Proposta por Robert MacArthur e Edward Wilson nos anos 60, a Teoria da Biogeografia de Ilhas é comummente utilizada para explicar a diversidade de espécies observada nas ilhas. Na prática, a teoria postula que em ilhas maiores vão existir mais espécies pois quanto maior a área menor as taxas de extinção. Já nas ilhas mais isoladas, as taxas de uma colonização são menores, resultando numa menor biodiversidade.

MacArthur e Wilson também reconheceram que a evolução dentro de arquipélagos leva à formação de novas espécies, mas nunca a conseguiram incluir no seu modelo. De resto, muitos estudos testaram a Teoria da Biogeografia das Ilhas a pequenas escalas, mas, até hoje, nenhum deles o tinha tentado fazer a uma escala global.

… até agora

No estudo agora publicado, foram reunidos dados moleculares de centenas de espécies de aves de 41 arquipélagos a nível mundial. Estes dados permitem estimar não só taxas de colonização e extinção, mas também taxas de especiação (formação de espécies).
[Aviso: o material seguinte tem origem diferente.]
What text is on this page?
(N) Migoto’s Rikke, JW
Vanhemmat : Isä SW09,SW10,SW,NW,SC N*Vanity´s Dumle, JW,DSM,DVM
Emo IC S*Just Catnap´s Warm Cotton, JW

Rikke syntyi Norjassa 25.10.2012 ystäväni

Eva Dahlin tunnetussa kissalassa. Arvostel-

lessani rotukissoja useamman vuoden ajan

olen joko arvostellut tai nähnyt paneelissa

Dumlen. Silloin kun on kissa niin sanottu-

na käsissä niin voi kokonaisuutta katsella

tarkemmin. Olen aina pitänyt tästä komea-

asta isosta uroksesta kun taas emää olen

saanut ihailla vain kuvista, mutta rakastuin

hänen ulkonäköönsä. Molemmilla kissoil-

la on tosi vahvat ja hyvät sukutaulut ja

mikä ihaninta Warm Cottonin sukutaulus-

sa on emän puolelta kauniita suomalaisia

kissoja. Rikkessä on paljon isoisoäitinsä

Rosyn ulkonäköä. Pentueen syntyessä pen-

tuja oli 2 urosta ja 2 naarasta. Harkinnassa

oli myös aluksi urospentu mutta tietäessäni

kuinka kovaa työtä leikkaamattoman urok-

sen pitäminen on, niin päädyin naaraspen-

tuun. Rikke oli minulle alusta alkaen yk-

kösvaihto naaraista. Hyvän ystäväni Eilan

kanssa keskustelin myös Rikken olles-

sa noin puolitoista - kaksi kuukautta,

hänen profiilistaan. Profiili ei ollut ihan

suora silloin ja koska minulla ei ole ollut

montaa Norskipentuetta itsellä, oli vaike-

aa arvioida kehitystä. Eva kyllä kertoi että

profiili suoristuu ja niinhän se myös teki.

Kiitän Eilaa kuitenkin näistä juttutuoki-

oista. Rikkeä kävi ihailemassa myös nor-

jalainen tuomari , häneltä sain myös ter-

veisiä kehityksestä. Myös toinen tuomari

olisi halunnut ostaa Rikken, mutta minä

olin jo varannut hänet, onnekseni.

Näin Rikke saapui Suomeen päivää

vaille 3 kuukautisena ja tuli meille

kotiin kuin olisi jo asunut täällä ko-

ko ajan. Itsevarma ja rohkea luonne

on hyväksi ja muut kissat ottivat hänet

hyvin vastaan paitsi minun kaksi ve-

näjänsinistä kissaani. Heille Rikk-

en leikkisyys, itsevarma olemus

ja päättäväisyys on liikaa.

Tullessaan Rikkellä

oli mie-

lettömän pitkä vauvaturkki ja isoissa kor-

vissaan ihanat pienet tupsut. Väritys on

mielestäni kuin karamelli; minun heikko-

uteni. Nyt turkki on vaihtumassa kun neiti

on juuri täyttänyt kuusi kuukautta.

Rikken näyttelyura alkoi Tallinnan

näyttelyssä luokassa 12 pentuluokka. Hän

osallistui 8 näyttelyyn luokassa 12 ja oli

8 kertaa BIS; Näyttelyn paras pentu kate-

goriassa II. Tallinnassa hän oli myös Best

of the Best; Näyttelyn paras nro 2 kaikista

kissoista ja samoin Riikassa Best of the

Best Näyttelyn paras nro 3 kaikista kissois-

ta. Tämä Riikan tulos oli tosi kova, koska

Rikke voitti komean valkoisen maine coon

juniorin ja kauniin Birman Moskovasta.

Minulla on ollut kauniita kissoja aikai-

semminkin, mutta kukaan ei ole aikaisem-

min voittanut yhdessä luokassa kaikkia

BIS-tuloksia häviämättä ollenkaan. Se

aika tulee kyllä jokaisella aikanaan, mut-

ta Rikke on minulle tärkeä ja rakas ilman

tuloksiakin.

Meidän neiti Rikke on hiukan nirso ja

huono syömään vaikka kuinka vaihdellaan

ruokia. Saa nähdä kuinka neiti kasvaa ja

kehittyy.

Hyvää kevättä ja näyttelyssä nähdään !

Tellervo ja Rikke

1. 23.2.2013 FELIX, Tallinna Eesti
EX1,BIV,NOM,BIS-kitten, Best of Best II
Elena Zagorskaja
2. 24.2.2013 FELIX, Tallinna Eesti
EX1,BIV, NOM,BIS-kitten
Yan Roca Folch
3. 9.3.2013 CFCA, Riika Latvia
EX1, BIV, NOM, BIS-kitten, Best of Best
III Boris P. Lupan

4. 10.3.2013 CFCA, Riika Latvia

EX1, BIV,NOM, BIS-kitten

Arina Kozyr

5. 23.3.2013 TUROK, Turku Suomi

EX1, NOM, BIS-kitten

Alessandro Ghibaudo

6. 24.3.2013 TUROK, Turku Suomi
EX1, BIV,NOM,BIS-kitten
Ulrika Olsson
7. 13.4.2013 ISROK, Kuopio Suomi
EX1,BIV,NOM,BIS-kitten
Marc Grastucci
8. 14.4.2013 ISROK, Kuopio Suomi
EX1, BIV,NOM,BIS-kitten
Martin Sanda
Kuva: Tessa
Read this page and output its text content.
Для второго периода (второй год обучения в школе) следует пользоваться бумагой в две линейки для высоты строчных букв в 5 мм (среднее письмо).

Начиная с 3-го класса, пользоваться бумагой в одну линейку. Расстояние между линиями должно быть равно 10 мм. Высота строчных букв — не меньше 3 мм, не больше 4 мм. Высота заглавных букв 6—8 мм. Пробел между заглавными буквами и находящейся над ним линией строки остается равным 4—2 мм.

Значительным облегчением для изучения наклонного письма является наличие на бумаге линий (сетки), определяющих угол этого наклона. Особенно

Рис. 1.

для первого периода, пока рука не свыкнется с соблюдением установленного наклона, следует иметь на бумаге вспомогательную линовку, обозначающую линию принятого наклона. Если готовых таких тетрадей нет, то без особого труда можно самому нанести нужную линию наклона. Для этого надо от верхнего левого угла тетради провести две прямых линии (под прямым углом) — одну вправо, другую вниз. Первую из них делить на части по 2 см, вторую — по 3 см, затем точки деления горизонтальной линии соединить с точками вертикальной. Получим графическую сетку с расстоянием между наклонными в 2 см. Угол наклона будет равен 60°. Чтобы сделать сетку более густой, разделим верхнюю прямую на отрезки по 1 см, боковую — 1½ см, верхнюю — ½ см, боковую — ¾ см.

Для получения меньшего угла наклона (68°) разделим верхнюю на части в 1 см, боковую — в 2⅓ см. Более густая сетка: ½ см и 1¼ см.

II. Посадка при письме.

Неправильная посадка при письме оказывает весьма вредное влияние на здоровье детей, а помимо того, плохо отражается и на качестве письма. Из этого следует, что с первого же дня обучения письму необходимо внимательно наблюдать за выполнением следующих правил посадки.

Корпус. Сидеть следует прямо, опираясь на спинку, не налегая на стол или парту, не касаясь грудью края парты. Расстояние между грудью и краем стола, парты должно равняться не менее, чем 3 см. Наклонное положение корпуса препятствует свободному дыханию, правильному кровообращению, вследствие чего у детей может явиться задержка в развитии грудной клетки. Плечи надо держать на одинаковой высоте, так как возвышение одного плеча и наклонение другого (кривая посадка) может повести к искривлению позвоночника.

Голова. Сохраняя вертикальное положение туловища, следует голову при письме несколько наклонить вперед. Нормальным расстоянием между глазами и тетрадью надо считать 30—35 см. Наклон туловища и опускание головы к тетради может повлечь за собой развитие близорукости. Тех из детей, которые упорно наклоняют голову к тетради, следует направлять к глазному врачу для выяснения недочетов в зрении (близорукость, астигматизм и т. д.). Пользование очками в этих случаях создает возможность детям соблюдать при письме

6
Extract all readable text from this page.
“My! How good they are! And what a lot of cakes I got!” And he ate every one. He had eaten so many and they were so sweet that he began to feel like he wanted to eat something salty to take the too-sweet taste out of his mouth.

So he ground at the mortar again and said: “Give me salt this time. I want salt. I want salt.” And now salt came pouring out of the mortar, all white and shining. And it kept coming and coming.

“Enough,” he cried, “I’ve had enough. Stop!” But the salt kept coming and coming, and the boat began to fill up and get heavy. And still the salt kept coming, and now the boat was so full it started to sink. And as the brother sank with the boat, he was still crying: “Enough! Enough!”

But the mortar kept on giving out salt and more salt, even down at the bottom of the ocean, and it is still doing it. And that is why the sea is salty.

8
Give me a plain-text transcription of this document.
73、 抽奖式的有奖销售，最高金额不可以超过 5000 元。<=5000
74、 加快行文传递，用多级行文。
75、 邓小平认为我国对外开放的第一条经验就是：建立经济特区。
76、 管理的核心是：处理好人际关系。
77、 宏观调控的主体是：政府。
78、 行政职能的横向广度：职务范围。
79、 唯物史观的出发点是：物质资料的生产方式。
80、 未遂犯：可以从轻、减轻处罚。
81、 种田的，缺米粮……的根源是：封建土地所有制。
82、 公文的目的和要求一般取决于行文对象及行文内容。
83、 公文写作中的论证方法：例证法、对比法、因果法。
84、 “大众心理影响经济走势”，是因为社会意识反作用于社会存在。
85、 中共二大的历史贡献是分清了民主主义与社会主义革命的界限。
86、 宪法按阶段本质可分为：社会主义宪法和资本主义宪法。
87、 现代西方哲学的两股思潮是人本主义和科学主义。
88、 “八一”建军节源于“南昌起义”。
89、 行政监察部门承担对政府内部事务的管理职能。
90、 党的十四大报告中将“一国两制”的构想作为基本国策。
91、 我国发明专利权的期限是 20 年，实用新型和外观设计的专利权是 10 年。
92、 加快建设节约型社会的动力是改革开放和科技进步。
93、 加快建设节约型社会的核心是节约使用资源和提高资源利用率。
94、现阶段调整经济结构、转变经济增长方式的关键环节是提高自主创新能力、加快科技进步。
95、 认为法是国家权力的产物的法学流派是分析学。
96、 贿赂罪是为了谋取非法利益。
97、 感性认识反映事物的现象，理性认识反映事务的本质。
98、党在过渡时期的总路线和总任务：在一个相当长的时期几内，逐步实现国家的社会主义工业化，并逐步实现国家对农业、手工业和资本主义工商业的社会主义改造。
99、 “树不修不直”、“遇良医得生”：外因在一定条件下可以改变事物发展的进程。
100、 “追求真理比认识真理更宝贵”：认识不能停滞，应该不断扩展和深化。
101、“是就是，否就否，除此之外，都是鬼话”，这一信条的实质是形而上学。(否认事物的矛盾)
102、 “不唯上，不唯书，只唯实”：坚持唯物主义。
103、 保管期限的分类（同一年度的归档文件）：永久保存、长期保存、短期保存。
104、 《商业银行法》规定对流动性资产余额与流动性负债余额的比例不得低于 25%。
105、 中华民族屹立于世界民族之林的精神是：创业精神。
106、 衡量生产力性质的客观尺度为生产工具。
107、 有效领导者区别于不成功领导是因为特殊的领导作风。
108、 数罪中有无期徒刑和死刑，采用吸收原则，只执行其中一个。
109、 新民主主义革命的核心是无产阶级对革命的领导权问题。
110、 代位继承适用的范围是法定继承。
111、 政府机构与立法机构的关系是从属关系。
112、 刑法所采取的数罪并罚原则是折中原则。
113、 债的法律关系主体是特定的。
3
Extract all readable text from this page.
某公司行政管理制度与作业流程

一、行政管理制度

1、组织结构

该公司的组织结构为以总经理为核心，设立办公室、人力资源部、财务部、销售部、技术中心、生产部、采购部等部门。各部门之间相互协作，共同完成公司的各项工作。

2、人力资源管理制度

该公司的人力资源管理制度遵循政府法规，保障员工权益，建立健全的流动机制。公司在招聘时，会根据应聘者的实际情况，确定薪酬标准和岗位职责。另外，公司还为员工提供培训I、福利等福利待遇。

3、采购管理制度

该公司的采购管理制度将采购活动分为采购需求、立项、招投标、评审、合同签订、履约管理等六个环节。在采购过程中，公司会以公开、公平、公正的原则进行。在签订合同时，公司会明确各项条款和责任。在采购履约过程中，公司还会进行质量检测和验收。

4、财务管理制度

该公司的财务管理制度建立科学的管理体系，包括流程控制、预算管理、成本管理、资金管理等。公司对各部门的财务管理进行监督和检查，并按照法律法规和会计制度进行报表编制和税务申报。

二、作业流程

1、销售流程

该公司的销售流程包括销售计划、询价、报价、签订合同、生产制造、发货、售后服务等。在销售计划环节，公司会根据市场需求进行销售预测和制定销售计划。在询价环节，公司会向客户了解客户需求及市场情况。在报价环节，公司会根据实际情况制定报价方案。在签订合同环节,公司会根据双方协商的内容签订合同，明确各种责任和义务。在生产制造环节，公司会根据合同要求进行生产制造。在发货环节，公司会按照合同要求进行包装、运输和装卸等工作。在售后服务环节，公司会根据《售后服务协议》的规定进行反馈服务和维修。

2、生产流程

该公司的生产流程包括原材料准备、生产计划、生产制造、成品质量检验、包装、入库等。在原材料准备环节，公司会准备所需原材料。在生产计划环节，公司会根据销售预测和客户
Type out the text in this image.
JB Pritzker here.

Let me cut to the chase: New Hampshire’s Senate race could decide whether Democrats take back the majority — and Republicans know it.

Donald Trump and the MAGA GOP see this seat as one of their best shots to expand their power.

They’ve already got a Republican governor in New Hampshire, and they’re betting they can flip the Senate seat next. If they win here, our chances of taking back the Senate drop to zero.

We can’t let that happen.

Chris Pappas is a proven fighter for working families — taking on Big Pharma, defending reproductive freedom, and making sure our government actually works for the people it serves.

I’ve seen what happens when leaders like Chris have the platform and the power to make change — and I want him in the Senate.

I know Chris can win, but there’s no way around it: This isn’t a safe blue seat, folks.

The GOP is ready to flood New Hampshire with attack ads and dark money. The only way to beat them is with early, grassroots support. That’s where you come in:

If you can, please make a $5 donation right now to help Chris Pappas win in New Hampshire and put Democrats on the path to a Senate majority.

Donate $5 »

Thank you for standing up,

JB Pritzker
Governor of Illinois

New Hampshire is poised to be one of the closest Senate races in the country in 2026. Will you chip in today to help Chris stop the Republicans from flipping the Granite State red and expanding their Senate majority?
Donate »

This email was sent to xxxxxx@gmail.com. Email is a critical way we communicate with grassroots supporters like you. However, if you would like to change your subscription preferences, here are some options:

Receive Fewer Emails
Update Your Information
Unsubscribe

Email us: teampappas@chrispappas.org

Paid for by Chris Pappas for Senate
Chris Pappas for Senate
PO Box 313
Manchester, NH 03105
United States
Para analisar estes dados, a equipa utilizou um modelo estatístico inovador, desenvolvido pelo investigador português- e primeiro autor do estudo – Luis Valente, do Naturalis Biodiversity Center (Países Baixos). O resultado foi surpreendente: o modelo que melhor prevê o número de espécies em ilhas é mesmo o modelo original de MacArthur e Wilson.

Simultaneamente, foi possível chegar a outra constatação fascinante. Embora seja dada muita atenção às divergências evolutivas que ocorrem em ilhas, como no caso dos tentilhões de Darwin nas Galápagos, a grande maioria das espécies de aves nas ilhas constituem ramos evolutivos únicos, como resultado de colonizações independentes de espécies provenientes dos continentes.

Martim Melo (à esq.) e Luis Valente foram dois dos investigadores responsáveis pelo estudo agora publicado. (Foto: Amancio Motove Etingue)

Um avanço essencial para o conhecimento da biodiversidade

“É a primeira vez que se inclui a evolução no modelo. O nosso uso de dados moleculares permitiu colmatar essa falha. A formação de espécies em arquipélagos depende simultaneamente da área e do isolamento: quanto maior e mais isolada for uma ilha, maior o número de espécies que se irão aí formar”, refere Martim Melo.

Ainda segundo o investigador e coordenador de exploração no MHNC-UP, “o artigo não só comprova a teoria da biogeografia das ilhas para as aves, como define a forma das relações exatas entre os fatores físicos (área, isolamento) e os determinantes do número de espécies (colonização, extinção, especiação)”, acrescenta.

Este estudo constitui assim um avanço essencial para o conhecimento dos principais processos que explicam a biodiversidade global. Contudo, falta ainda compreender porque surgiram mais espécies em determinados grupos de animais e de plantas e de que forma a crescente perda e fragmentação de habitats irá afetar a biodiversidade.

Para a compreensão dos efeitos da fragmentação de habitats, Martim Melo salienta que “as ilhas continentais, ilhas previamente ligadas a um continente, mas separadas deste pela subida do nível do mar, constituem modelos mais próximos e por isso potencialmente mais informativos”. E é por essa razão que neste momento se encontra com Luis Valente na ilha de Bioko (Guiné Equatorial) “a realizar trabalho de campo nesse sentido”.